Ces dispositions s’appuieraient sur certaines mesures figurant déjà dans la version du Mass Wins Act adoptée par le Sénat du Massachusetts. La gouverneure souhaite toutefois que le texte définitif aille plus loin dans la mise en place de mécanismes de contrôle et de responsabilisation.

Le second volet de ses recommandations porte sur le signalement des incidents graves. Le dispositif proposé obligerait les entreprises à informer plus rapidement les autorités lorsqu’un système d’intelligence artificielle provoque ou risque de provoquer des conséquences sérieuses.

Selon le communiqué, une transmission plus précoce de ces informations donnerait aux pouvoirs publics une meilleure visibilité sur les risques émergents et leur permettrait d’intervenir avant qu’un incident ne porte préjudice à un nombre plus important de personnes.
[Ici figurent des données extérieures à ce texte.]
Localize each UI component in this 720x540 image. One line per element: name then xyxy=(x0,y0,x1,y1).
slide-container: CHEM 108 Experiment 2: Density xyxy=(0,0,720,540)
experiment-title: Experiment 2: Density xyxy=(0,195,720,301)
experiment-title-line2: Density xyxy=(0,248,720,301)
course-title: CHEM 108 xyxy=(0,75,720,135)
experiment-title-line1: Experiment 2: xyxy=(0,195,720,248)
L’initiative du Massachusetts intervient alors que plusieurs États américains commencent à adopter leurs propres cadres juridiques pour réglementer les systèmes d’intelligence artificielle dits « de pointe », une catégorie qui englobe les modèles les plus sophistiqués et potentiellement les plus dangereux. La Californie, l’État de New York et l’Illinois ont notamment adopté des dispositions concernant les protocoles de sécurité, la transparence et le signalement des incidents critiques.

Par cette démarche, l’administration Healey-Driscoll entend concilier la protection de la population et le maintien de la position du Massachusetts parmi les principaux pôles américains de recherche et d’innovation technologique.